Fine-Tuning Raisebore Stability Assessments and Risk

CIM Montreal 2011
Benjamin Matthew Coombes, Warren Arthur Peck, Max Frank Lee,
Abstract In Australia, raiseboring is the preferred option for constructing ventilation shafts. The trend has been to larger diameter, longer single-pass shafts reamed through to the surface, if possible. Hence the risk of failure due to latent ground conditions has been increasing, as has the need for more reliable raise stability assessments.
The McCracken and Stacey (1989) method of assessing geotechnical risk for large-diameter raisebored shafts by assigning a Raise Stability Ratio (RSR) has been the basis for most Australian pre-construction raisebore feasibility studies for the past 20 years. McCracken and Stacey (M&S) provided a chart that quantifies geotechnical risk in terms of proposed shaft diameter and a raisebore rock mass quality index Qr.

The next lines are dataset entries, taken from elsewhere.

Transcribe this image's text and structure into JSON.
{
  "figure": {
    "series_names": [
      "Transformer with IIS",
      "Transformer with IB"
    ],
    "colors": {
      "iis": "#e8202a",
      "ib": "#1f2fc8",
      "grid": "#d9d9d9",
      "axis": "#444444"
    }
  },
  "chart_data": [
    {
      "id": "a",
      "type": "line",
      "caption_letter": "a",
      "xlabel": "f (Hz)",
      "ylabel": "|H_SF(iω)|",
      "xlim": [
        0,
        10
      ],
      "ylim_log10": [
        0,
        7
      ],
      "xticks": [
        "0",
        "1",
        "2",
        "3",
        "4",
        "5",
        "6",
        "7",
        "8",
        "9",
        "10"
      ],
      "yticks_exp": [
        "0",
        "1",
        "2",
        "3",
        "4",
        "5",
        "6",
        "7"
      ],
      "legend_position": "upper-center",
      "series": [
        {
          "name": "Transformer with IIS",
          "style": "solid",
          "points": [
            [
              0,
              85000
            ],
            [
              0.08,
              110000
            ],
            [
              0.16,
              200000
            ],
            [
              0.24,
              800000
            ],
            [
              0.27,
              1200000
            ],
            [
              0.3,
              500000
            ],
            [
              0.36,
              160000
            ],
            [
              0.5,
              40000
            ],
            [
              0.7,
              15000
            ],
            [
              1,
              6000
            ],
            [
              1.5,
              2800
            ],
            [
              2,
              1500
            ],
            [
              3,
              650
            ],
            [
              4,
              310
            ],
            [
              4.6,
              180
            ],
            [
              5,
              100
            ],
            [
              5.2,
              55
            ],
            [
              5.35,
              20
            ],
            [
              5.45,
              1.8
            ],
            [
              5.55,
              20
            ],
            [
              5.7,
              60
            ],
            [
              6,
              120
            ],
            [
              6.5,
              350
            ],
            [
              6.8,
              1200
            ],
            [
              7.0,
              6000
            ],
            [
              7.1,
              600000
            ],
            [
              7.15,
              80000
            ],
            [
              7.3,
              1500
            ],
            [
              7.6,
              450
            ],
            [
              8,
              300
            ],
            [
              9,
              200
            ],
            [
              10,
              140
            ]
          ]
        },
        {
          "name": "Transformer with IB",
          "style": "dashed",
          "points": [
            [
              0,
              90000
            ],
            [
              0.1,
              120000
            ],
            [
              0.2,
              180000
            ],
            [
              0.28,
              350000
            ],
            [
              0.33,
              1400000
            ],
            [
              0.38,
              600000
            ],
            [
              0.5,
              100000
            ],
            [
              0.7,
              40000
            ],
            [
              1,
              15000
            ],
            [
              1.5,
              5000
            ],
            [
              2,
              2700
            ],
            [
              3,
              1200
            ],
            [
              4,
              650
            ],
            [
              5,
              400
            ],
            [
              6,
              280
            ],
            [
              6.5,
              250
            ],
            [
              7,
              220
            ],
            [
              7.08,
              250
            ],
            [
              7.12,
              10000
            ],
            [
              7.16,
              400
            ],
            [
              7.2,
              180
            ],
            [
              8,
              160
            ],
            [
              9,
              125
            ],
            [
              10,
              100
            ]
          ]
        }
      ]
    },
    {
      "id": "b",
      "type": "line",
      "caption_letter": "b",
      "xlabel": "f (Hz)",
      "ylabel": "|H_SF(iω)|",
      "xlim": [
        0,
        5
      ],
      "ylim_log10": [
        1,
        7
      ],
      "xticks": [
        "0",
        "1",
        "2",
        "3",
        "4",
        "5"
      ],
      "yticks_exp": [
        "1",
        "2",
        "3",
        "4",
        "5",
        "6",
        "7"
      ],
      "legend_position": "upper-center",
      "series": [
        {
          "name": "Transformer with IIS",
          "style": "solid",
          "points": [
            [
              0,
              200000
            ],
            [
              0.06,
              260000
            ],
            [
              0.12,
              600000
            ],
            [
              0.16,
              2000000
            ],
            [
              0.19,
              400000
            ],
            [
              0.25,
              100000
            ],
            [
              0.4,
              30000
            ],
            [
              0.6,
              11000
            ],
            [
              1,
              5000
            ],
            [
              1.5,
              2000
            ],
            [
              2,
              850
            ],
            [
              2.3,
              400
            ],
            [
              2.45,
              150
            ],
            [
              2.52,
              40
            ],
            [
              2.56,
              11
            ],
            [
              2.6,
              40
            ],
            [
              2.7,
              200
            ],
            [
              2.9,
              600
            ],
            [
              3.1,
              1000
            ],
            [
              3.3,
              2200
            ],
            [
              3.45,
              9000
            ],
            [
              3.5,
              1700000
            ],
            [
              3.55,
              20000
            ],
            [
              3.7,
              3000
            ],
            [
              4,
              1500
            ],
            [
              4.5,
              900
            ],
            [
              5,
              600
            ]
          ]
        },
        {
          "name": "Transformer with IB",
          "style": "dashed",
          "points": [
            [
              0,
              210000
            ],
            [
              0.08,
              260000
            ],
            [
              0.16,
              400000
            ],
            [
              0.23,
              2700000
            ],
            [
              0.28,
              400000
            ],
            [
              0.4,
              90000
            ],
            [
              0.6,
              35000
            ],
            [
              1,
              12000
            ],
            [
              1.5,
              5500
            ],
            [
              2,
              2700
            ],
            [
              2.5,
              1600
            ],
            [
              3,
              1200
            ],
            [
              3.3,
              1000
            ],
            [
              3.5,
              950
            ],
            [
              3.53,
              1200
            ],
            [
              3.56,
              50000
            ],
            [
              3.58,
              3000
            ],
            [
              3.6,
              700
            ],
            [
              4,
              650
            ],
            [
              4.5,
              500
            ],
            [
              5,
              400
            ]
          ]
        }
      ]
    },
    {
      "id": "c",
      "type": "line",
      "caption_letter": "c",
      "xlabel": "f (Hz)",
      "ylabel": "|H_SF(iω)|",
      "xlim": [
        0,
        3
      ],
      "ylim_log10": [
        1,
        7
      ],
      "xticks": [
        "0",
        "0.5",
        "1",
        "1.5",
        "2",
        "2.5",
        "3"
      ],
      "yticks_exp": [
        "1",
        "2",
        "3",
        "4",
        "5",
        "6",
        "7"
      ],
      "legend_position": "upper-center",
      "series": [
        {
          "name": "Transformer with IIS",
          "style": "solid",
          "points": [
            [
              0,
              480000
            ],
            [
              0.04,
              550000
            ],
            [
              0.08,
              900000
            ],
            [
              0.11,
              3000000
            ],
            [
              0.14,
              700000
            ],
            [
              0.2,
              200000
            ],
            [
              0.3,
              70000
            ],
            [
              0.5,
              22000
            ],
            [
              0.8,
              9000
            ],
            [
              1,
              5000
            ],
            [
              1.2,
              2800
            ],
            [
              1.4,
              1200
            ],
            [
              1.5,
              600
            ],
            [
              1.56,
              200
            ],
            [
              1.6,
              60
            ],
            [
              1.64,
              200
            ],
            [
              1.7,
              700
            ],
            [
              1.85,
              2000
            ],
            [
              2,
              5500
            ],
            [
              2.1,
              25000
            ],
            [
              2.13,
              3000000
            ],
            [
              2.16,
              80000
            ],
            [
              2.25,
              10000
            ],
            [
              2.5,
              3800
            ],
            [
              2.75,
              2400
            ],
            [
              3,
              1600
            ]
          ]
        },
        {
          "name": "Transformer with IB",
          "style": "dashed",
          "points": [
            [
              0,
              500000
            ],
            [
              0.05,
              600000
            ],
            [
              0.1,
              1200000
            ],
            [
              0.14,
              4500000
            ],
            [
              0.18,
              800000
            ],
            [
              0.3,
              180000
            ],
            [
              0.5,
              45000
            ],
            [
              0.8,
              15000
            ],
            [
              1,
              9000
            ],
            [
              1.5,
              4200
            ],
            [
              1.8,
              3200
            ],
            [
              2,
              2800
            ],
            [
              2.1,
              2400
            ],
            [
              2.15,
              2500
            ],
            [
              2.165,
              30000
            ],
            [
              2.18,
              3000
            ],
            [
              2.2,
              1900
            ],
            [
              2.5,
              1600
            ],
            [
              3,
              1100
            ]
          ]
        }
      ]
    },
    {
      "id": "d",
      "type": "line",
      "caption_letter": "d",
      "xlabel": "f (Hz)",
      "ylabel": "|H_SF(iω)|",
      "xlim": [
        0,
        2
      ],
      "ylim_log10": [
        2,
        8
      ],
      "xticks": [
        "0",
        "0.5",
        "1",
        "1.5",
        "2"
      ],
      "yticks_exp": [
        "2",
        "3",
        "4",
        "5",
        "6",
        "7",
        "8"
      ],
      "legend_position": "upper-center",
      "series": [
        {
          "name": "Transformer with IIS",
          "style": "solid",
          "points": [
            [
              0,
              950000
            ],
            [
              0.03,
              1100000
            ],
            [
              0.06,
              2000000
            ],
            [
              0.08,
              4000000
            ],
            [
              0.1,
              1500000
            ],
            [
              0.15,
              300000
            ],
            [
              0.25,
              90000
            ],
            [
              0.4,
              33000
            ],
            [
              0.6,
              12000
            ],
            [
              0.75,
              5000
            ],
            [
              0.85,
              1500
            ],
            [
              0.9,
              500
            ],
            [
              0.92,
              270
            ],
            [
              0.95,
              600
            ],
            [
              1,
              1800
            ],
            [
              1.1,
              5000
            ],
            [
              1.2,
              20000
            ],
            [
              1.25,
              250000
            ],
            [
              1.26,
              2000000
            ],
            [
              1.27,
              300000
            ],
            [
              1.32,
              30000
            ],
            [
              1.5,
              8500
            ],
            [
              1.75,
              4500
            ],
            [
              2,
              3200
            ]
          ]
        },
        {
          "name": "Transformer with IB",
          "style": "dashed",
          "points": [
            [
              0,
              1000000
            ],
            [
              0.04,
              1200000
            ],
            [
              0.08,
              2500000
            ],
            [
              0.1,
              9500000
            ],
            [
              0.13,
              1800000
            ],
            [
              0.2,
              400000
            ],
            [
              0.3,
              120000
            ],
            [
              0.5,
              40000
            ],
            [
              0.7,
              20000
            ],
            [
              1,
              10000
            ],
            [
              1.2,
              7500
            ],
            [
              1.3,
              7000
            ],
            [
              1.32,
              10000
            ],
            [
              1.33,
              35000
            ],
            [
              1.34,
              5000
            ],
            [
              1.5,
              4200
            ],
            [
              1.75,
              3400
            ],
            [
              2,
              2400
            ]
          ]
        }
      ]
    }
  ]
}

Peck and Lee (2007) published an initial Australian database of raise performance for a range of geological settings including porphyry copper, high grade metamorphic and sediment hosted base metal deposits. This paper examines raise diameter and ground conditions versus raise performance for 50 cases. When RSR = 3.0, M&S considered that there was a probability of failure of 25%. The Australian database suggests that, for an RSR of 2.7 to 3.5, 25% of raises have, in fact, failed. A further 25% displayed significant overbreak, 8% required support such as remotely sprayed fibrecrete and 42% were stable.
This paper investigates the reasons for this variable raise performance for similar RSR values. For all raises, three key geotechnical parameters, RQD/Jn, Jr/Ja and Jw/SRF were investigated to assess their impact on raise performance. Seven representative case histories are presented to illustrate the papers conclusions.